Aluminium: Chinese winter cuts hit alumina refineries
Three-month aluminium prices on the London Metal Exchange bounced by over 2.2% on Wednesday amid vaccines optimism and hopes for a stimulus package remains alive. Meanwhile, the winters cuts that started at some alumina refineries in China also fueled the bullish vibe
Winters cuts have started to hit some Chinese alumina operations in several provinces including Shanxi, Shaanxi and Henan (known as Fenwei plain) as some provinces/cities have issued smog warnings, which has fueled the bullish vibe in the Chinese aluminium market.
According to Antaike, the winter cuts have so far hit a total of 3.3 million tonnes of alumina operations, mostly in the Fenwei plain region, which is geographically the northern China market. However, the restrictions are mainly hitting the calcining process at the refineries which may not lead to a full stop in supply immediately, and it remains to be seen how such events would further unfold and impact the real supply in the market. Currently, the restrictions that have been put into place are set to last until the end of December. As a result, there has been a push to higher alumina prices in the northern market. However, the southwestern market is relatively well supplied, and the local alumina prices remain under pressure. In the short term, the market strength could remain divergent between the north and the south. It remains to be seen how many further restrictions will be required should air pollution worsen.

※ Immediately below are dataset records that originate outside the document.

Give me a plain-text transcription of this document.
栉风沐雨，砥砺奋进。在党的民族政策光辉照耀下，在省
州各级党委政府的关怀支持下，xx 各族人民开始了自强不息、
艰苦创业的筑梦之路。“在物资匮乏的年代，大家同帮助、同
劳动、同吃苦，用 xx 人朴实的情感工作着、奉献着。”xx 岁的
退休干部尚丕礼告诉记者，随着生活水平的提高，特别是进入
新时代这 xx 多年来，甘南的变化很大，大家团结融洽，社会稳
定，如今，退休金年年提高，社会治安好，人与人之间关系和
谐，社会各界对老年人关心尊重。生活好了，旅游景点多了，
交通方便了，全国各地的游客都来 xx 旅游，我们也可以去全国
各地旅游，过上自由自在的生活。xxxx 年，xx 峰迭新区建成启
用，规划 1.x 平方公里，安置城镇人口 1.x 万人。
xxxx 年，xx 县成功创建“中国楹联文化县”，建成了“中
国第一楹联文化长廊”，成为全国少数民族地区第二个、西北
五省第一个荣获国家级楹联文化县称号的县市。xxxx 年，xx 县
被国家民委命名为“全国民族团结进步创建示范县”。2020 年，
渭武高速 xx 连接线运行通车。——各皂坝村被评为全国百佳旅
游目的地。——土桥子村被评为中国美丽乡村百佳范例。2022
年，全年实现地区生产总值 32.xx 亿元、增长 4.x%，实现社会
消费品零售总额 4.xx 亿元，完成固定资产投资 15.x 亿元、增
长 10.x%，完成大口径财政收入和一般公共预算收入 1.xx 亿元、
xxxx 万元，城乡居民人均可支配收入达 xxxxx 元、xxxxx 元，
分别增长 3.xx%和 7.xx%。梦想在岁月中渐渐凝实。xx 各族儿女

Currently, total Chinese aluminium smelting operations remained high (39.26 mln t/year in operation, +9% year-on-year) driven by strong margins, hence the demand for alumina is robust. Apart from feeding by domestic alumina supply, China also imports a large amount of alumina from overseas markets, mainly from Australia. During the first ten months of 2020, the country imported over 3 million tonnes of alumina, compared to around 1.6 million tonnes for the full year 2019. It is likely that in case the local alumina market tightens further and leads to higher prices, imports could remain elevated and potentially alumina to move from the south to the northern market in order to ease the tightness. It is still too early to expect any significant cost inflation for aluminium production at this stage or even to have an impact on primary production. However, further news on winter cuts may continue to boost market sentiment. While the market has been paying great attention to stronger China aluminium demand, inventories have remained low compared to the traditional seasonal pattern. Although last week there was around a 4kt inventory rise that had triggered some long liquidations, this has stayed unchanged so far this week.